The burden of disability, analgesia, and health services use associated with knee pain and osteoarthritis (OA) in developing countries is relatively unknown, despite a high proportion of these populations required to be engaged in heavy occupational physical activity throughout their life span. The aim of this survey was to estimate the burden of disability, analgesia, and health services use associated with knee pain in rural China.

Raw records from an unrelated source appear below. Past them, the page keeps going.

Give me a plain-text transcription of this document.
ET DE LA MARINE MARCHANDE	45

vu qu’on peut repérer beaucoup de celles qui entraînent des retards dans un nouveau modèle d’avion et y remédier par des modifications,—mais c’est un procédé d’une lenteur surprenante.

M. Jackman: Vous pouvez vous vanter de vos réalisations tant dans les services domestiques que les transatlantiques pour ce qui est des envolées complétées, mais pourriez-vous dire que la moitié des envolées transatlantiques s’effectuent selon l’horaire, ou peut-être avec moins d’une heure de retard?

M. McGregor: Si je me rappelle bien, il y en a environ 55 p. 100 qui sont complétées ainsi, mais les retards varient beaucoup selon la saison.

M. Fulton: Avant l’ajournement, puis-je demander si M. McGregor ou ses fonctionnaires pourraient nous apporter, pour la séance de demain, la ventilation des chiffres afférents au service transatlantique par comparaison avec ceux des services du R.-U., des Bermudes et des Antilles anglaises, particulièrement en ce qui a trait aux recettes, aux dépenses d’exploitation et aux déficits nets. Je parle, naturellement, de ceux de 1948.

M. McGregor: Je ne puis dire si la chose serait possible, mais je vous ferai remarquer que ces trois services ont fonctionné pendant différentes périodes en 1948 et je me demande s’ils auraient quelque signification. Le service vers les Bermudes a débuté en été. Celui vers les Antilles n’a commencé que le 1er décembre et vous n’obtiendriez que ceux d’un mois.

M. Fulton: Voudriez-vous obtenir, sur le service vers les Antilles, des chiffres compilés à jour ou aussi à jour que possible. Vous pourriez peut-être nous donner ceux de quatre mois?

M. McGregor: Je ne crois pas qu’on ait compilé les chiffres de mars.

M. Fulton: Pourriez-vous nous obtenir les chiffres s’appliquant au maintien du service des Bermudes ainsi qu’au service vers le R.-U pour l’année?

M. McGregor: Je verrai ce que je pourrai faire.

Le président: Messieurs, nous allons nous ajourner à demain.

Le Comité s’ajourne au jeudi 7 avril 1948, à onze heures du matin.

This was a population-based cross-sectional survey among residents, aged 50 years and older, of Wuchuan County, Inner Mongolia. Participants completed an interviewer-based questionnaire, evaluating knee pain and associated disability, analgesia, and health services use, and obtained bilateral standardized weight-bearing knee radiographs.
Of the 1,027 participants, 513 (50%) reported knee pain on most days of at least 1 month in the past year, with 109 (21%) also demonstrating radiographic OA (Kellgren-Lawrence grade ≥2) in the symptomatic knee. Adjusting for age, gender, body mass index (BMI), education, and back pain, the presence of knee pain was associated with significantly greater difficulty in walking, climbing 10 steps, stooping, completing cleaning chores, and preparing meals. Among the 513 subjects with knee pain, the additional presence of radiographic evidence of OA was significantly associated with more occasions of "unbearable" pain (59% versus 36%) and restricted activity (64% versus 39%), as well as increased use of nonsteroidal antiinflammatory drugs (NSAIDs) (88% versus 78%) and the reported number of doctor visits (59% versus 33%) in the past year. The use of paracetamol for knee pain was rare (6% versus 2%).
Knee pain is highly prevalent in rural northern China. The associated significant disability and marked preferential use of NSAIDs as analgesia should be of concern in these communities reliant on heavy occupational physical activity for their livelihood. The findings will be useful to guide the distribution of future health care resources and preventive strategies. A similar article has been published in the Chinese language journal, National Medical Journal of China.